Fifty years ago today, at the age of 24, Michael Stern Hart of Urbana, Illinois, founded Project Gutenberg. It was the world’s first digital library, using technology that would eventually help create the Internet.
Michael invented ebooks.
An interesting guy, his parents were both professors at the University of Illinois. He graduated from U of I in two years with a degree in Human-Machine Interfaces. How’s that for a complicated and specific field of study?
In the late 1960s, he spent some time as a street musician. Use your imagination for what his life was like. He made very little money, working out of passion and desire to capture and make great books available to everyone.
He passed away from a heart attack in 2011 at the age of 64.
For the first 25 years of Project Gutenberg, digital text files of public-domain books were hand-typed by Michael and other volunteers. By the mid-90s, the Internet and other technologies changed everything; and the last 25 years saw explosive growth for all kinds of digital formats of the written word.
What exists today is Project Gutenberg, a free resource with an unbelievable variety of materials that have expired copyright, placing them in the public domain. The website says 60,000 ebooks are available, among other things, such as audiobooks, pictures, and sheet music.

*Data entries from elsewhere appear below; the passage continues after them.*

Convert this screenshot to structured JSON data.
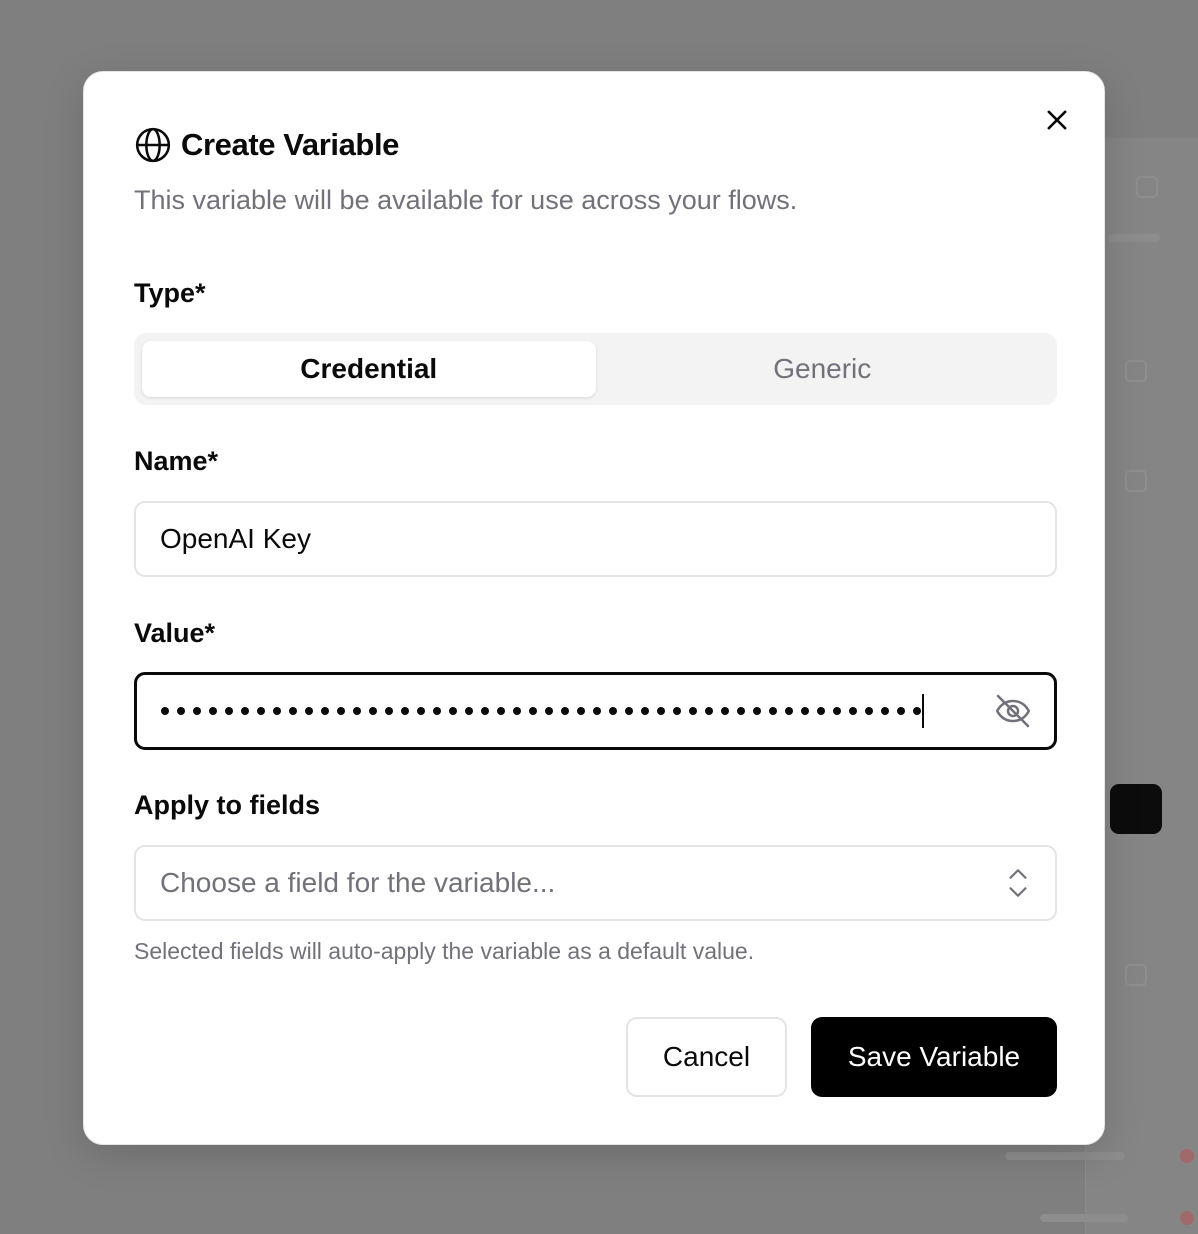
{
  "dialog": {
    "title": "Create Variable",
    "subtitle": "This variable will be available for use across your flows.",
    "title_icon": "globe-icon",
    "close_icon": "close-icon"
  },
  "type_field": {
    "label": "Type*",
    "options": [
      "Credential",
      "Generic"
    ],
    "selected": "Credential"
  },
  "name_field": {
    "label": "Name*",
    "value": "OpenAI Key"
  },
  "value_field": {
    "label": "Value*",
    "masked_length": 48,
    "toggle_icon": "eye-off-icon"
  },
  "apply_field": {
    "label": "Apply to fields",
    "placeholder": "Choose a field for the variable...",
    "helper": "Selected fields will auto-apply the variable as a default value.",
    "icon": "chevrons-up-down-icon"
  },
  "actions": {
    "cancel_label": "Cancel",
    "save_label": "Save Variable"
  },
  "colors": {
    "primary": "#000000",
    "muted_text": "#71717a",
    "border": "#e4e4e7",
    "overlay": "#7f7f7f"
  }
}
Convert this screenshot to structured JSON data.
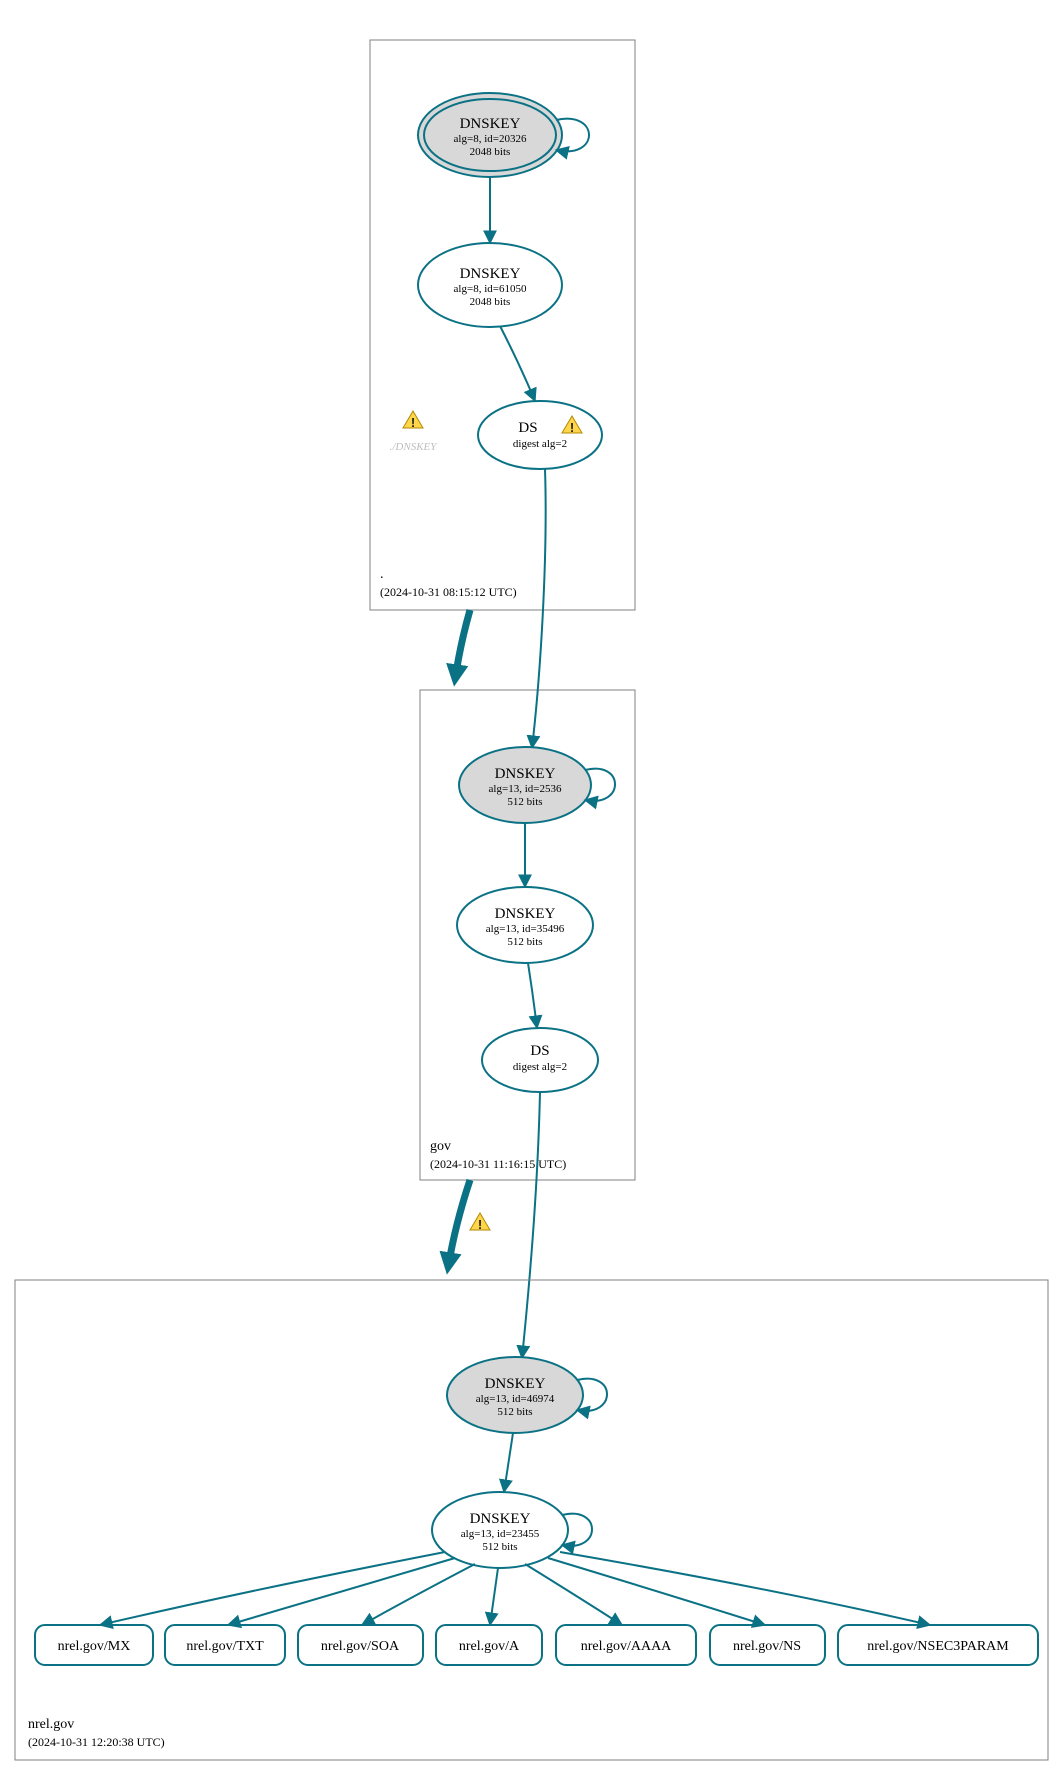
{
  "colors": {
    "stroke": "#0b7285",
    "shaded": "#d8d8d8",
    "boxStroke": "#808080",
    "warn": "#ffd54a"
  },
  "zones": {
    "root": {
      "label": ".",
      "timestamp": "(2024-10-31 08:15:12 UTC)"
    },
    "gov": {
      "label": "gov",
      "timestamp": "(2024-10-31 11:16:15 UTC)"
    },
    "nrel": {
      "label": "nrel.gov",
      "timestamp": "(2024-10-31 12:20:38 UTC)"
    }
  },
  "nodes": {
    "root_ksk": {
      "title": "DNSKEY",
      "line2": "alg=8, id=20326",
      "line3": "2048 bits"
    },
    "root_zsk": {
      "title": "DNSKEY",
      "line2": "alg=8, id=61050",
      "line3": "2048 bits"
    },
    "root_ds": {
      "title": "DS",
      "line2": "digest alg=2"
    },
    "root_faded": {
      "title": "./DNSKEY"
    },
    "gov_ksk": {
      "title": "DNSKEY",
      "line2": "alg=13, id=2536",
      "line3": "512 bits"
    },
    "gov_zsk": {
      "title": "DNSKEY",
      "line2": "alg=13, id=35496",
      "line3": "512 bits"
    },
    "gov_ds": {
      "title": "DS",
      "line2": "digest alg=2"
    },
    "nrel_ksk": {
      "title": "DNSKEY",
      "line2": "alg=13, id=46974",
      "line3": "512 bits"
    },
    "nrel_zsk": {
      "title": "DNSKEY",
      "line2": "alg=13, id=23455",
      "line3": "512 bits"
    }
  },
  "rrsets": {
    "r0": "nrel.gov/MX",
    "r1": "nrel.gov/TXT",
    "r2": "nrel.gov/SOA",
    "r3": "nrel.gov/A",
    "r4": "nrel.gov/AAAA",
    "r5": "nrel.gov/NS",
    "r6": "nrel.gov/NSEC3PARAM"
  }
}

With over one million ebook downloads per week, you can do the math of how active the site is.
At this writing, the top downloaded Christian-themed books were:
The Confessions of St. Augustine
Canterbury Tales by Chaucer
The Pilgrim’s Progress by Bunyan
The Pursuit of God by Tozer
Among other available authors of interest for Christians are Dostoyevsky, Luther, Chesterton, Newton, Aquinas, and Sheldon. Think of an old book, and you can find your choice of digital formats.
For a constantly updated list of Christian-themed books, click here.
I find it interesting ebooks are characterized by many literature and publishing purists as something less than a real book when the format was founded by literature-loving people with no financial interest but with a driving passion to make classic works available to all, no matter where they live and regardless of their ability to pay.
So, today we remember Michael Hart, whose quiet legacy lives on.